Stella dan Selene membuka mata lebar-lebar karena terkejut.
Saat Stella hendak menanyakan maksudku, aku mengangkat jari telunjuk kananku secara vertikal ke bibirku, memberi isyarat agar mereka diam.
Tampaknya menyadari kenapa aku melakukan ini, keduanya secara bersamaan menutup mulut mereka dan melihat ke depan.
Floretta dan Luna saling berpandangan sambil berpegangan tangan.
“…Saya minta maaf. Saya minta maaf. Karena mengatakan hal-hal buruk kepadamu, karena memukulmu, hanya, hanya… Aku minta maaf untuk semuanya. Semuanya…”
Akhirnya air mata pun keluar dari mata Luna.
Floretta meremas tangannya dengan kuat dan menggelengkan kepalanya.
“TIDAK. Saya tahu mengapa Anda melakukannya. Anda ingin kami membenci Anda, jadi kesedihan kami tidak akan berkurang meskipun Anda mengorbankan diri sendiri, bukan?

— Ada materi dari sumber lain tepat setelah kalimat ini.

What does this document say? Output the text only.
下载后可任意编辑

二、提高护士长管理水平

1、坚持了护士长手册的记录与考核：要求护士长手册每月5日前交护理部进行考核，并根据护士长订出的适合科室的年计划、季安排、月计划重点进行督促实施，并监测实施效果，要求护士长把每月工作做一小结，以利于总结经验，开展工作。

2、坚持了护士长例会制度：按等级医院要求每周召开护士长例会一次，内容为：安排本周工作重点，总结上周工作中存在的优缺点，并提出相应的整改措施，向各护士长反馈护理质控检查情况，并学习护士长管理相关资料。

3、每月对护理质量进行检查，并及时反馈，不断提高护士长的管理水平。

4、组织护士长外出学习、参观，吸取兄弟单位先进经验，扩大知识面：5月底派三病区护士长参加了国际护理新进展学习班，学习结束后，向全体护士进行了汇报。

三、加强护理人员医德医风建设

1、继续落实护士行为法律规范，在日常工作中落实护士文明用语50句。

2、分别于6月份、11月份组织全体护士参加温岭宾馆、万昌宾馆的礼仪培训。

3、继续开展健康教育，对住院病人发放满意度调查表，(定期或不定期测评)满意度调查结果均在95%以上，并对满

Jadi, bagaimana mungkin Anda perlu meminta maaf… ”
Para Paus, yang tidak dapat terus berbicara, hanya menitikkan air mata, lalu segera saling berpelukan sambil menangis dengan keras.
Dada mereka, hampir terbuka seluruhnya, menempel di tengah.
Keduanya sedikit terkompresi dan berubah bentuk.
Payudara yang dikompres menonjol ke samping.
Daging bercampur dengan daging, dan payudara digosokkan ke payudara.
Kain buram yang menutupi ujung berwarna merah muda di ujungnya bergeser ke samping, seolah menampilkan simbol keibuan yang berkelimpahan.
Air mata mengalir dari mata hijau dan mata ungu bercampur di pipi mereka saat mereka mengusap wajah mereka.
Beberapa tetes air mata mengalir dan berkumpul di ujung dagu mereka sebelum jatuh ke dada mereka.
Cairan transparan yang jatuh ke dada mereka mengendap di antara tumpukan lemak yang besar.
Dengan suara yang licin, payudara mereka yang ditekan mulai bergerak lebih mulus.
Lengan mereka yang berpelukan erat secara alami menyentuh punggung satu sama lain, dan jari-jari ramping terentang, dengan lembut membelai kulit telanjang di balik satu lapisan kain tipis tembus pandang.
Tangan mereka yang lain saling menggenggam.
Jari-jari mereka saling bertautan erat seolah tidak akan pernah melepaskannya lagi.
Paku menancap di punggung tangan, tapi ini hanya membuat genggamannya semakin erat.
Dari sampingku, aku mendengar Stella terisak.
Selene juga memasang ekspresi agak tercekat.
Keduanya telah menyaksikan penderitaan Paus dari dekat, jadi mereka pasti sangat terharu memikirkan bahwa mereka tidak lagi harus menanggung rasa sakit seperti itu.
Saya juga, saat menonton adegan reuni Paus…
‘Jika aku bereaksi sekarang, aku sampah. Pikirkan pikiran yang murni. Pikiran murni. Pikiran murni. Pikiran murni. Pikiran murni.’
Saya mati-matian mencoba mencari tempat lain untuk mencari.
Seharusnya itu adalah adegan yang mengharukan saat para saudari bersatu kembali, tapi pakaian dan tindakan mereka tumpang tindih sehingga hanya menciptakan pikiran-pikiran yang tidak senonoh.
Meskipun mengetahui bahwa itu adalah respons fisiologis yang tidak dapat dihindari bagi seorang pria, saya merasa sedikit membenci diri sendiri.
Para Paus melanjutkannya selama beberapa waktu setelah itu, mengusap pipi mereka yang berlinang air mata dan menempelkan dada mereka saat mereka berbagi kegembiraan akan reuni.
Demikian pula, pergulatan batinku juga berlanjut selama beberapa waktu.